Le constat d’une « toute puissance du patriarcalisme » soutenu par Hicham Sharabi ne tient pas compte, d’après Abdellah Hammoudi, de « la précarité et l’instabilité croissantes des normes ». La démarche que préconise l’auteur de Master and Disciple « cherche à conjurer les dangers de l’essentialisme et son corollaire bien connu : l’usage anti-historiciste de l’histoire ». Le point de départ de son analyse réside dans la relation au chef : « Partout les individus se montrent capables de deux attitudes diamétralement opposées : quand ils sont en position subalterne, c’est la soumission humble qui très souvent confine à l’obséquiosité ; par contre, en situation de commandement, ils entendent se faire obéir de façon absolue […] Tout se passe comme si en chacun coexistait deux personnalités dont les traits et les comportements se contredisaient terme à terme, et surtout comme si l’une comprimant l’autre, en fait préparait son surgissement. »

Ce schème de l’ambivalence et de l’inversion soumission-rébellion serait à l’?uvre dans la relation de chef à subalterne qui structure l’ordre bureaucratique et politique moderne.
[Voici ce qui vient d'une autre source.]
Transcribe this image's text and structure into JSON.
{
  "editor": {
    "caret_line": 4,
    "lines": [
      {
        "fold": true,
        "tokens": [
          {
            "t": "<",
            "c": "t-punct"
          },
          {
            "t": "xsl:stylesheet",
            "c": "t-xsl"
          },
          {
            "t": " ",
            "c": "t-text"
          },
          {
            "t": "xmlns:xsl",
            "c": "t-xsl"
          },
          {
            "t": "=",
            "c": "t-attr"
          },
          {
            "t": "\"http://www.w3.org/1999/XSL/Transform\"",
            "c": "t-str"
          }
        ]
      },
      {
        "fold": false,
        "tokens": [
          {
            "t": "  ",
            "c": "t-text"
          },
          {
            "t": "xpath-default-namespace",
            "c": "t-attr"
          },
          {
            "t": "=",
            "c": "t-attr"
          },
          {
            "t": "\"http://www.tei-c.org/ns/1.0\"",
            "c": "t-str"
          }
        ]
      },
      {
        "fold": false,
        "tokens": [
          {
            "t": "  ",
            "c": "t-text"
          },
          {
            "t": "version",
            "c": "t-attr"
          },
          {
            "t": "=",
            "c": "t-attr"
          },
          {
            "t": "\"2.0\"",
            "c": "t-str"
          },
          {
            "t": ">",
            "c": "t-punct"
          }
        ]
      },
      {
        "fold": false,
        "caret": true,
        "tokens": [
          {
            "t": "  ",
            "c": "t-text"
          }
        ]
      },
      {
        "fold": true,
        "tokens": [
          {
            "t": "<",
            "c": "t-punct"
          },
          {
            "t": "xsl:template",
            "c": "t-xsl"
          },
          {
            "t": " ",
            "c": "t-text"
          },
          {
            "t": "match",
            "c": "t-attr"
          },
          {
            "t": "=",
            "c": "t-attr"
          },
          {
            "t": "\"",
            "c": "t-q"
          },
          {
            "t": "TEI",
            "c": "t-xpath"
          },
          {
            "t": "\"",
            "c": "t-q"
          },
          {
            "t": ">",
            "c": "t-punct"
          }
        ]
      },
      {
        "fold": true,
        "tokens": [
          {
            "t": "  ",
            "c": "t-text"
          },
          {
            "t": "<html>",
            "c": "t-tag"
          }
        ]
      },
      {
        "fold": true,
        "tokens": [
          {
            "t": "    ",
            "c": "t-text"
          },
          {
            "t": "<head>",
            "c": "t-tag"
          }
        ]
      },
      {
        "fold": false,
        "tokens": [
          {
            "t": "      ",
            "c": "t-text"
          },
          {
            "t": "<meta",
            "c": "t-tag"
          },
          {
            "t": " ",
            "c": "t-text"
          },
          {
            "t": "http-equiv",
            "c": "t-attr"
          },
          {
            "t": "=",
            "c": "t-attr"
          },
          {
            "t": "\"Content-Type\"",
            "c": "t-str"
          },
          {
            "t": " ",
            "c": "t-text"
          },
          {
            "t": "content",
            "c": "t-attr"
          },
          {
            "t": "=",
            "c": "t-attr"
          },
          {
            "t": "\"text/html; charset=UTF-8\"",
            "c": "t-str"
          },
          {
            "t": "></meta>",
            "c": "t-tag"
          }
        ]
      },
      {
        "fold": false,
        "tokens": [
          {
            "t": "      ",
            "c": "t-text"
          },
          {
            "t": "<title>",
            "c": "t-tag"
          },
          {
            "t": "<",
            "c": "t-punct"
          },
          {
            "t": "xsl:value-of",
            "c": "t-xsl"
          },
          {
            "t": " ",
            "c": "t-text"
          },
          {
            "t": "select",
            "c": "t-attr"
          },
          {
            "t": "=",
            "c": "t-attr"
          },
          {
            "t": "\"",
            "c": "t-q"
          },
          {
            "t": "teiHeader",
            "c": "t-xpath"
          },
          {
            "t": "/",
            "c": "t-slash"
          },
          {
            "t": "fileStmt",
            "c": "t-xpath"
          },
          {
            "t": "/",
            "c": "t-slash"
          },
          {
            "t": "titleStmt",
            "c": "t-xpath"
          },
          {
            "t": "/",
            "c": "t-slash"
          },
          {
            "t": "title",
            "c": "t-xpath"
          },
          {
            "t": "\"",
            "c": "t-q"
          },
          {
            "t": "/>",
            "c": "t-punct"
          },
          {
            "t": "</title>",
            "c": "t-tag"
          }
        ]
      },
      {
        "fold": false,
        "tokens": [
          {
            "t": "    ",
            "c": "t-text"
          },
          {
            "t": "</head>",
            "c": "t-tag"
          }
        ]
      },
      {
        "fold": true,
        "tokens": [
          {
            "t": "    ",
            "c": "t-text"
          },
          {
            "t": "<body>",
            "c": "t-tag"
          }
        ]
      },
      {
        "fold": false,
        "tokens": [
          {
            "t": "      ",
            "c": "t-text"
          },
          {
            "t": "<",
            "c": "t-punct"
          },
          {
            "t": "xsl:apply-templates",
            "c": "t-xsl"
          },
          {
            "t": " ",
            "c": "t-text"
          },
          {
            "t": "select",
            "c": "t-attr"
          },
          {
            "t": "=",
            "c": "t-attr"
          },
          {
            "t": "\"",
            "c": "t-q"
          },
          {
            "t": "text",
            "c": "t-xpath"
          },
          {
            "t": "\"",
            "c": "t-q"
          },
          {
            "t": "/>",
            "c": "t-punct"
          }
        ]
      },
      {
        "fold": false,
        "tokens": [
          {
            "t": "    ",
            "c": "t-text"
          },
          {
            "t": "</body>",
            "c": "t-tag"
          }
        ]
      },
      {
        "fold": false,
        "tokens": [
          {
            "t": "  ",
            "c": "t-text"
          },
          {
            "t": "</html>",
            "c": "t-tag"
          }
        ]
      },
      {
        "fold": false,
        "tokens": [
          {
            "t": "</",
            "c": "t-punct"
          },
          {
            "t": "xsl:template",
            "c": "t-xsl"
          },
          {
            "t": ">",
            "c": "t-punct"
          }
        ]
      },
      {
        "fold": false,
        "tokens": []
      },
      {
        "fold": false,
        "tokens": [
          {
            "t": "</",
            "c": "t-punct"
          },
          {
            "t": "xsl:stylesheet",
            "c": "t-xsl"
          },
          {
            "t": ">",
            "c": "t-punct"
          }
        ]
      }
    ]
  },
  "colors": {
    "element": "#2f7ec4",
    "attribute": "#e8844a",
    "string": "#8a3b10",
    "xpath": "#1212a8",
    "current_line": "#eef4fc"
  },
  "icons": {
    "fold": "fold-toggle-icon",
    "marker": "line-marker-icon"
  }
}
L’auteur soutient la thèse selon laquelle les pouvoirs autoritaires dans les sociétés arabes reposent sur le schème culturel religieux du maître-disciple (shaykh/murid). Les rapports mystiques du maître-disciple correspondent aux voies initiatiques d’accès au magistère, à la baraka. Le candidat à la sainteté se soumet au maître jusqu’à épouser les figures symboliques de la « féminisation ». Cette soumission est cependant temporaire ; elle se rompt avec la conquête, par le nouveau maître, d’une autorité concurrente à celle de son initiateur.

* Abdellah Hammoudi, professeur à Princeton University, est l’invité du forum Les Débats d’El Watan de ce mois ; il prononcera une conférence publique à l’hôtel Esssafir de 14h à 17h au cours de laquelle il exposera son interprétation des pouvoirs autoritaires dans les sociétés arabes.

– 1- PNUD, Rapport mondial sur le développement humain 2002, Bruxelles, De Boeck, 2002.

– 2- Abdellah Hammoudi, Master and Disciple. The Cultural Foundations of Morrocan Autoritarisme, Chicago, ChicagoUniversityPress, 1997. Version française augmentée : Maîtres et disciples. Genèse et fondements des pouvoirs autoritaires dans les sociétés arabes. Essai d’anthropologie politique, Paris/Casablanca, Maisonneuve & Larose / Toukal, 2001.

– 3- Hisham Sharabi, Le néo-patriarcat, trad., Paris, Mercure de France, 1996, préface de Jacques Berque.